I finished my Diploma studies in Chemistry at the University of Innsbruck in July 2012. (For details, I would like to refer to my Curriculum vitae). I started my research on fuel reforming and fuel cell relevant catalytic processes already during my master thesis in October 2011, were I worked at the Institute for Physical Chemistry in the work group of Prof. Bernhard Klötzer who is also my supervisor. The title of my thesis was “H2O-activation on model catalyst surfaces for methane und methanol reforming processes”. In October 2012 I continued in the same workgroup and officially started my PhD “Catalytic synergism at (bi)metallic and oxidic surfaces and interfaces in SOFC-relevant reforming processes” under supervision of Prof. Bernhard Klötzer and Dr. Simon Penner . Do expand my scientific horizon I went to the United States in the frame of an “Exzellenzstipendium” (an excellence scholarship) of the Carinthian industrial union to stay abroad for six months as a visiting researcher at the outstandingly well-equipped Birck Nanotechnology Center at the Purdue University in Indiana (September 2013 to February 2014). There I got further excellent education in state of the art surface science analysis techniques as well as the novel applied ALD preparation technique by my US-supervisor, Dr. Dmitry Zemlyanov. I already was in contact with him before my stay, due to some cooperative research at the synchrotron in Berlin. The research project in the US was set up carefully by my Austrian adviser Dr. Bernhard Klötzer, my US advisor Dr. Dmitry Zemlyanov and me to face the current scientific requirement: My studies in Innsbruck clearly pointed out that our system of focus, metallic Cu-Zr pre-catalysts, forms a highly active phase boundary under methanol steam reforming reaction conditions. However, the nature of the active site could at this point be speculated but not clearly identified. Also the quantity of the potential sites could not be further optimized due to limitations of the used sputter preparation technique.

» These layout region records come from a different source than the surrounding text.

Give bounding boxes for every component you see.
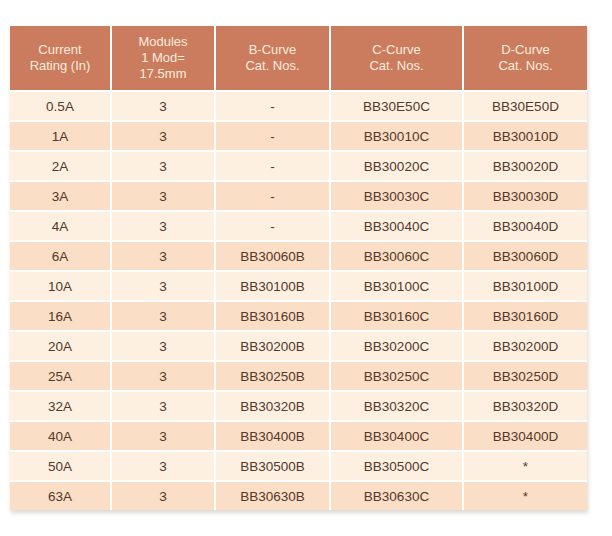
current-rating-cell: 10A: [10, 272, 110, 300]
b-curve-cell: BB30100B: [216, 272, 329, 300]
current-rating-cell: 16A: [10, 302, 110, 330]
d-curve-cell: *: [464, 482, 587, 510]
d-curve-cell: BB30100D: [464, 272, 587, 300]
d-curve-cell: BB30010D: [464, 122, 587, 150]
current-rating-cell: 63A: [10, 482, 110, 510]
b-curve-cell: -: [216, 182, 329, 210]
header-d-curve: D-Curve Cat. Nos.: [464, 26, 587, 90]
c-curve-cell: BB30250C: [331, 362, 462, 390]
b-curve-cell: -: [216, 212, 329, 240]
header-c-curve: C-Curve Cat. Nos.: [331, 26, 462, 90]
modules-cell: 3: [112, 272, 214, 300]
current-rating-cell: 32A: [10, 392, 110, 420]
d-curve-cell: BB30160D: [464, 302, 587, 330]
d-curve-cell: BB30400D: [464, 422, 587, 450]
d-curve-cell: BB30320D: [464, 392, 587, 420]
current-rating-cell: 0.5A: [10, 92, 110, 120]
modules-cell: 3: [112, 362, 214, 390]
b-curve-cell: BB30630B: [216, 482, 329, 510]
current-rating-cell: 1A: [10, 122, 110, 150]
current-rating-cell: 40A: [10, 422, 110, 450]
b-curve-cell: -: [216, 152, 329, 180]
c-curve-cell: BB30030C: [331, 182, 462, 210]
current-rating-cell: 3A: [10, 182, 110, 210]
modules-cell: 3: [112, 152, 214, 180]
d-curve-cell: BB30060D: [464, 242, 587, 270]
header-b-curve: B-Curve Cat. Nos.: [216, 26, 329, 90]
b-curve-cell: BB30250B: [216, 362, 329, 390]
catalog-number-table: Current Rating (In) Modules 1 Mod= 17.5m…: [10, 26, 587, 510]
current-rating-cell: 50A: [10, 452, 110, 480]
b-curve-cell: BB30320B: [216, 392, 329, 420]
d-curve-cell: *: [464, 452, 587, 480]
c-curve-cell: BB30040C: [331, 212, 462, 240]
d-curve-cell: BB30250D: [464, 362, 587, 390]
header-current-rating: Current Rating (In): [10, 26, 110, 90]
b-curve-cell: -: [216, 122, 329, 150]
d-curve-cell: BB30020D: [464, 152, 587, 180]
modules-cell: 3: [112, 482, 214, 510]
current-rating-cell: 20A: [10, 332, 110, 360]
modules-cell: 3: [112, 212, 214, 240]
c-curve-cell: BB30010C: [331, 122, 462, 150]
d-curve-cell: BB30200D: [464, 332, 587, 360]
c-curve-cell: BB30E50C: [331, 92, 462, 120]
modules-cell: 3: [112, 182, 214, 210]
current-rating-cell: 4A: [10, 212, 110, 240]
c-curve-cell: BB30500C: [331, 452, 462, 480]
c-curve-cell: BB30020C: [331, 152, 462, 180]
header-modules: Modules 1 Mod= 17.5mm: [112, 26, 214, 90]
modules-cell: 3: [112, 302, 214, 330]
c-curve-cell: BB30630C: [331, 482, 462, 510]
d-curve-cell: BB30040D: [464, 212, 587, 240]
c-curve-cell: BB30200C: [331, 332, 462, 360]
current-rating-cell: 6A: [10, 242, 110, 270]
b-curve-cell: BB30060B: [216, 242, 329, 270]
modules-cell: 3: [112, 452, 214, 480]
current-rating-cell: 25A: [10, 362, 110, 390]
modules-cell: 3: [112, 392, 214, 420]
current-rating-cell: 2A: [10, 152, 110, 180]
b-curve-cell: BB30500B: [216, 452, 329, 480]
b-curve-cell: BB30400B: [216, 422, 329, 450]
modules-cell: 3: [112, 92, 214, 120]
d-curve-cell: BB30E50D: [464, 92, 587, 120]
modules-cell: 3: [112, 242, 214, 270]
b-curve-cell: -: [216, 92, 329, 120]
c-curve-cell: BB30400C: [331, 422, 462, 450]
b-curve-cell: BB30200B: [216, 332, 329, 360]
c-curve-cell: BB30320C: [331, 392, 462, 420]
c-curve-cell: BB30160C: [331, 302, 462, 330]
d-curve-cell: BB30030D: [464, 182, 587, 210]
c-curve-cell: BB30060C: [331, 242, 462, 270]
modules-cell: 3: [112, 122, 214, 150]
c-curve-cell: BB30100C: [331, 272, 462, 300]
b-curve-cell: BB30160B: [216, 302, 329, 330]
modules-cell: 3: [112, 422, 214, 450]
modules-cell: 3: [112, 332, 214, 360]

In the US I could not only identify the potential active site using HREELS (High Resolution Electron Energy Loss Spectroscopy), which turned out to be a hydroxylated species resulting from water oxidation of originally metallic Zr. There I was also allowed to expand the newly learned technique to other surfaces with extremely interesting and promising results. I would like to refer to the preliminary results section at this point.
Because of our specialized catalysis laboratory at the University of Innsbruck, the cooperation between the US University and the University of Innsbruck is extremely relevant and profitable for both sites. The establishment of the ALD preparation technique in Innsbruck could give a much clearer idea about real catalyst performance and catalysis application. All catalytically relevant surfaces prepared and developed in the US eventually need to be tested for true catalytic performance (with the final aim to quantify catalytic turnover numbers at the active sites) here in Innsbruck. Vice versa, the University of Innsbruck needs to make use of the innovative catalyst growth methodology.
The ALD cell and all its supply is currently under construction and will be online within the next month. Anyway, because of the necessarily all-custom-built devices, some more time will be required until all systems are operating as designed.